In all, the Republicans seem to be playing right into the administration’s hands (that is, if you believe that Obama plotted this, of which there’s no actual proof—lost in this fracas is the idea that the HHS might simply be following the IOM’s recommendation that contraception is crucial to women’s health and lowers health care costs by preventing unwanted pregnancies). As Amanda Marcotte prophesied, once Obama trapped the right with his compromise on the religious exemption, they had two options: retreat and be embarrassed, or double down on an awful wedge issue. Blunt’s bill is the sound of someone smacking the blackjack table and yelling “Hit me!” on a bad hand.

Which is a shame, because there’s a genuine issue of religious liberty at the bottom of this. Whether religious-affiliated institutions should be forced to cover a procedure to which they object is a legitimate question, and one that, like other rights, should not be subject to the whims of polls and politicians.

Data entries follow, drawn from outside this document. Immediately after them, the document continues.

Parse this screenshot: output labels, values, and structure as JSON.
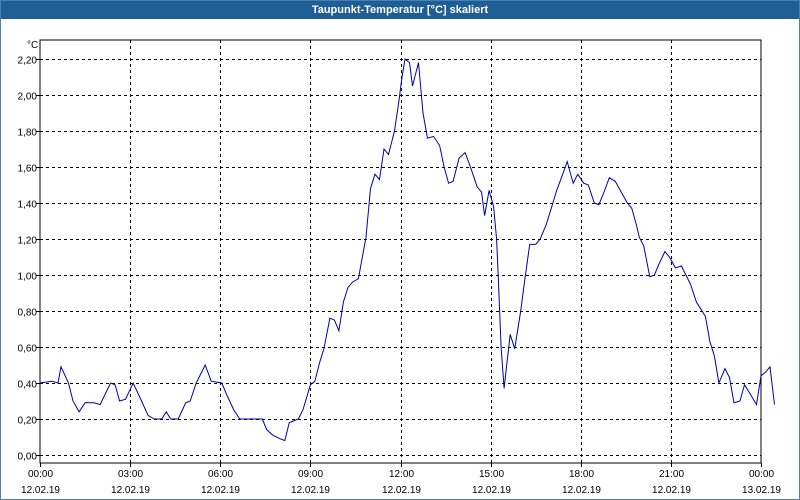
{
  "window": {
    "title": "Taupunkt-Temperatur [°C] skaliert"
  },
  "chart_data": {
    "type": "line",
    "title": "Taupunkt-Temperatur [°C] skaliert",
    "ylabel": "°C",
    "xlabel": "",
    "ylim": [
      0,
      2.2
    ],
    "xlim": [
      0,
      24
    ],
    "grid": true,
    "yticks": [
      {
        "v": 0,
        "label": "0,00"
      },
      {
        "v": 0.2,
        "label": "0,20"
      },
      {
        "v": 0.4,
        "label": "0,40"
      },
      {
        "v": 0.6,
        "label": "0,60"
      },
      {
        "v": 0.8,
        "label": "0,80"
      },
      {
        "v": 1.0,
        "label": "1,00"
      },
      {
        "v": 1.2,
        "label": "1,20"
      },
      {
        "v": 1.4,
        "label": "1,40"
      },
      {
        "v": 1.6,
        "label": "1,60"
      },
      {
        "v": 1.8,
        "label": "1,80"
      },
      {
        "v": 2.0,
        "label": "2,00"
      },
      {
        "v": 2.2,
        "label": "2,20"
      }
    ],
    "xticks": [
      {
        "v": 0,
        "time": "00:00",
        "date": "12.02.19"
      },
      {
        "v": 3,
        "time": "03:00",
        "date": "12.02.19"
      },
      {
        "v": 6,
        "time": "06:00",
        "date": "12.02.19"
      },
      {
        "v": 9,
        "time": "09:00",
        "date": "12.02.19"
      },
      {
        "v": 12,
        "time": "12:00",
        "date": "12.02.19"
      },
      {
        "v": 15,
        "time": "15:00",
        "date": "12.02.19"
      },
      {
        "v": 18,
        "time": "18:00",
        "date": "12.02.19"
      },
      {
        "v": 21,
        "time": "21:00",
        "date": "12.02.19"
      },
      {
        "v": 24,
        "time": "00:00",
        "date": "13.02.19"
      }
    ],
    "series": [
      {
        "color": "#0000aa",
        "points": [
          [
            0.0,
            0.4
          ],
          [
            0.4,
            0.41
          ],
          [
            0.6,
            0.4
          ],
          [
            0.7,
            0.49
          ],
          [
            0.95,
            0.4
          ],
          [
            1.1,
            0.3
          ],
          [
            1.3,
            0.24
          ],
          [
            1.5,
            0.29
          ],
          [
            1.8,
            0.29
          ],
          [
            2.0,
            0.28
          ],
          [
            2.35,
            0.4
          ],
          [
            2.5,
            0.39
          ],
          [
            2.65,
            0.3
          ],
          [
            2.85,
            0.31
          ],
          [
            3.1,
            0.4
          ],
          [
            3.3,
            0.33
          ],
          [
            3.6,
            0.22
          ],
          [
            3.8,
            0.2
          ],
          [
            4.05,
            0.2
          ],
          [
            4.2,
            0.24
          ],
          [
            4.35,
            0.2
          ],
          [
            4.6,
            0.2
          ],
          [
            4.85,
            0.29
          ],
          [
            5.0,
            0.3
          ],
          [
            5.2,
            0.4
          ],
          [
            5.5,
            0.5
          ],
          [
            5.7,
            0.41
          ],
          [
            6.05,
            0.4
          ],
          [
            6.2,
            0.34
          ],
          [
            6.45,
            0.25
          ],
          [
            6.65,
            0.2
          ],
          [
            7.0,
            0.2
          ],
          [
            7.4,
            0.2
          ],
          [
            7.55,
            0.14
          ],
          [
            7.75,
            0.11
          ],
          [
            8.0,
            0.09
          ],
          [
            8.15,
            0.08
          ],
          [
            8.3,
            0.18
          ],
          [
            8.6,
            0.2
          ],
          [
            8.75,
            0.25
          ],
          [
            9.0,
            0.39
          ],
          [
            9.15,
            0.41
          ],
          [
            9.3,
            0.51
          ],
          [
            9.45,
            0.59
          ],
          [
            9.65,
            0.76
          ],
          [
            9.8,
            0.75
          ],
          [
            9.95,
            0.69
          ],
          [
            10.1,
            0.85
          ],
          [
            10.25,
            0.93
          ],
          [
            10.4,
            0.96
          ],
          [
            10.6,
            0.98
          ],
          [
            10.85,
            1.21
          ],
          [
            11.0,
            1.48
          ],
          [
            11.15,
            1.56
          ],
          [
            11.3,
            1.53
          ],
          [
            11.45,
            1.7
          ],
          [
            11.6,
            1.67
          ],
          [
            11.8,
            1.8
          ],
          [
            11.95,
            1.97
          ],
          [
            12.05,
            2.1
          ],
          [
            12.15,
            2.2
          ],
          [
            12.3,
            2.18
          ],
          [
            12.4,
            2.05
          ],
          [
            12.6,
            2.18
          ],
          [
            12.75,
            1.9
          ],
          [
            12.9,
            1.76
          ],
          [
            13.1,
            1.77
          ],
          [
            13.3,
            1.72
          ],
          [
            13.45,
            1.6
          ],
          [
            13.6,
            1.51
          ],
          [
            13.75,
            1.52
          ],
          [
            13.95,
            1.65
          ],
          [
            14.15,
            1.68
          ],
          [
            14.35,
            1.59
          ],
          [
            14.55,
            1.49
          ],
          [
            14.7,
            1.46
          ],
          [
            14.8,
            1.33
          ],
          [
            14.95,
            1.47
          ],
          [
            15.1,
            1.38
          ],
          [
            15.2,
            1.2
          ],
          [
            15.25,
            1.01
          ],
          [
            15.35,
            0.6
          ],
          [
            15.45,
            0.37
          ],
          [
            15.55,
            0.52
          ],
          [
            15.65,
            0.67
          ],
          [
            15.8,
            0.59
          ],
          [
            16.0,
            0.8
          ],
          [
            16.15,
            0.99
          ],
          [
            16.3,
            1.17
          ],
          [
            16.5,
            1.17
          ],
          [
            16.65,
            1.2
          ],
          [
            16.85,
            1.28
          ],
          [
            17.0,
            1.36
          ],
          [
            17.2,
            1.47
          ],
          [
            17.4,
            1.56
          ],
          [
            17.55,
            1.63
          ],
          [
            17.75,
            1.51
          ],
          [
            17.9,
            1.56
          ],
          [
            18.1,
            1.51
          ],
          [
            18.25,
            1.5
          ],
          [
            18.45,
            1.4
          ],
          [
            18.6,
            1.39
          ],
          [
            18.75,
            1.45
          ],
          [
            18.95,
            1.54
          ],
          [
            19.15,
            1.52
          ],
          [
            19.35,
            1.46
          ],
          [
            19.55,
            1.4
          ],
          [
            19.7,
            1.37
          ],
          [
            19.85,
            1.28
          ],
          [
            19.95,
            1.21
          ],
          [
            20.1,
            1.16
          ],
          [
            20.3,
            0.99
          ],
          [
            20.45,
            1.0
          ],
          [
            20.6,
            1.06
          ],
          [
            20.8,
            1.13
          ],
          [
            20.95,
            1.1
          ],
          [
            21.15,
            1.04
          ],
          [
            21.35,
            1.05
          ],
          [
            21.5,
            1.0
          ],
          [
            21.65,
            0.95
          ],
          [
            21.85,
            0.85
          ],
          [
            22.0,
            0.81
          ],
          [
            22.15,
            0.77
          ],
          [
            22.3,
            0.63
          ],
          [
            22.45,
            0.55
          ],
          [
            22.6,
            0.4
          ],
          [
            22.8,
            0.48
          ],
          [
            22.95,
            0.43
          ],
          [
            23.1,
            0.29
          ],
          [
            23.3,
            0.3
          ],
          [
            23.45,
            0.39
          ],
          [
            23.6,
            0.35
          ],
          [
            23.85,
            0.28
          ],
          [
            24.0,
            0.44
          ],
          [
            24.15,
            0.46
          ],
          [
            24.3,
            0.49
          ],
          [
            24.45,
            0.28
          ]
        ]
      }
    ]
  }
}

Just because contraception is universally popular doesn’t mean (necessarily) that, say, Catholic charities should be required to provide it.

But Blunt’s bill leaps right over the religious question and makes this purely a shoving match over a hot-button cultural issue. He’ll lose, which is good for everybody except for those who first objected to the mandate over religious grounds, who will find that their worst enemy was not Obama nor the secular left but their own congressmen.